What to eat in Odense
When visiting Denmark, you have the opportunity to try the delicious Danish cuisine! Here are some of the top foods you can taste when in Odense:
- Pølser: A popular on-the-go dish, similar to American hot dogs. The red grilled sausages are served in a bun with onions, sliced pickles, mustard and remoulade, a Danish sauce. You can pick one up at any pølsevogn, which translates to “sausage wagon”.
- Aebleflaesk: A simple dish made with apples, pork and onions. It’s traditionally served at Christmas, but you can order it year-round.
- Karbonader: A type of breaded pork patty, served with green peas, carrots and potatoes. In some regions of Denmark, it’s also known as krebinetter. (Pictured below)
- Smørrebrød: An open-face sandwich, always prepared with dark rye bread. There are endless topping possibilities, including cold cuts, salmon, cucumber, tomato, red onion, avocado, and various garnishes. It’s a beautifully presented dish and always popular at cafes.
- Rababergrød: A delicious summer dessert, consisting of a rhubarb syrup with heavy cream and sugar.
- Hønsekødssuppe: A Danish take on chicken and vegetable soup.
Where to stay in Odense
One of the most luxurious places to stay in Odense, Denmark is the First Hotel Grand. Conveniently located in the middle of the city, you’ll have all of the best Odense tourist attractions right within walking distance.
First Hotel Grand seamlessly blends the building’s classic elements and rich history with comfortable and modern amenities. There’s also a free breakfast buffet and a superb cocktail bar.
A more affordable accommodation option is Billesgade Bed and Breakfast. Although it’s located in a quieter residential area, it’s only a 15-minute walk to Odense Central Station.

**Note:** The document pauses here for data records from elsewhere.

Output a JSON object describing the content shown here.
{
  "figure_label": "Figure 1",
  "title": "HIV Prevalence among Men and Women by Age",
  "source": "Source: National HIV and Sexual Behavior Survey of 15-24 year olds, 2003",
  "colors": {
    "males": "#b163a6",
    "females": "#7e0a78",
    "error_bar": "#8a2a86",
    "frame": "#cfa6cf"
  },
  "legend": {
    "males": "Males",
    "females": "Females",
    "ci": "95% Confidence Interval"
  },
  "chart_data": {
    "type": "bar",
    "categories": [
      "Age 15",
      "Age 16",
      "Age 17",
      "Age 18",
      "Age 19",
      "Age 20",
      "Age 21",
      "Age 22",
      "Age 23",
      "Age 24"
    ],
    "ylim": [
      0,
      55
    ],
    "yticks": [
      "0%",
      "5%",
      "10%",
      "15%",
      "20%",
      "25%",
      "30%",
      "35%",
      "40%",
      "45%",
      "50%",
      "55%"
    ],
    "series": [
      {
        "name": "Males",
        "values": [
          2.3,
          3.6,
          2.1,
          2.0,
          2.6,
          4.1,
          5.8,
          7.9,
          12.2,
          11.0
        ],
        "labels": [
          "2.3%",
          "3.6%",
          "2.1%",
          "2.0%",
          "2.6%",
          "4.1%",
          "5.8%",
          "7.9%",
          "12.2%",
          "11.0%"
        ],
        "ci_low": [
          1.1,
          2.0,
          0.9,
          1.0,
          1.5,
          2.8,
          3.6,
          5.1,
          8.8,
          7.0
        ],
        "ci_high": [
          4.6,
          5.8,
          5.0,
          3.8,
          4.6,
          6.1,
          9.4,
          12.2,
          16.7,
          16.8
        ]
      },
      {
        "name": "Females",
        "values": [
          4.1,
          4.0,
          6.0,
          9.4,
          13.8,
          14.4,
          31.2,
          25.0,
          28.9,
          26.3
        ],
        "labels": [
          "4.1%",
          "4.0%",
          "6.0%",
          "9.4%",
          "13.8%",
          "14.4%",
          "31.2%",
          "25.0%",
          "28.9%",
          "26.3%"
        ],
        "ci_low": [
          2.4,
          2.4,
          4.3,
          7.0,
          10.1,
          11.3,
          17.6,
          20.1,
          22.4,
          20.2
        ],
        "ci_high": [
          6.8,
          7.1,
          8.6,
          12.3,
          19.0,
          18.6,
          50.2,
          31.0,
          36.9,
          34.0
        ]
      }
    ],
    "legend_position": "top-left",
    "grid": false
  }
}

With clean and cosy rooms, a communal kitchenette, and a delicious fresh breakfast available, you’ll have everything you need to make Odense your home for a few days.
Tours to do in Odense
Since Odense is such a pedestrian-friendly city, a walking tour is a perfect way to get to know the area.
Embark on a private, guided city walk, following the footsteps of Hans Christian Andersen. Pass the cathedral where Andersen was confirmed and the river where his mother earned a living washing clothes.
One beautiful part of this city that hasn’t been mentioned yet is the river. Take a picturesque boat trip departing from Munke Mose every hour between 10 a.m. and six in the evening. It’s a relaxing and peaceful way to pass the time and see Odense.
A regular trip with Odense Aafart costs DKK 95 per adult, or you can opt for the Fairy Tale on the River experience for DKK 120. Remember to buy your tickets online to avoid waiting around in a queue.
Day trips from Odense
Train travel in Denmark is reliable and comfortable, making it easy to explore the country even when your time is limited.
While in Odense, you can take a day trip to Aarhus, the second-most populous city in Denmark. From Odense Station, the train ride will take you only an hour and 35 minutes. Once you’ve arrived, embark on a fascinating street art and rooftops tour of the city.
On foot, your guide will show you some of the best street art and graffiti while teaching you about the Danish art scene. You’ll also be able to climb up three different rooftops and appreciate the beauty of Aarhus from above.
There’s a two-hour walking tour you can go on as well that’s perfect for those with limited time. Spot the top landmarks like the City Hall, the 12th-century Aarhus Cathedral, and the Moesgaard Viking Museum.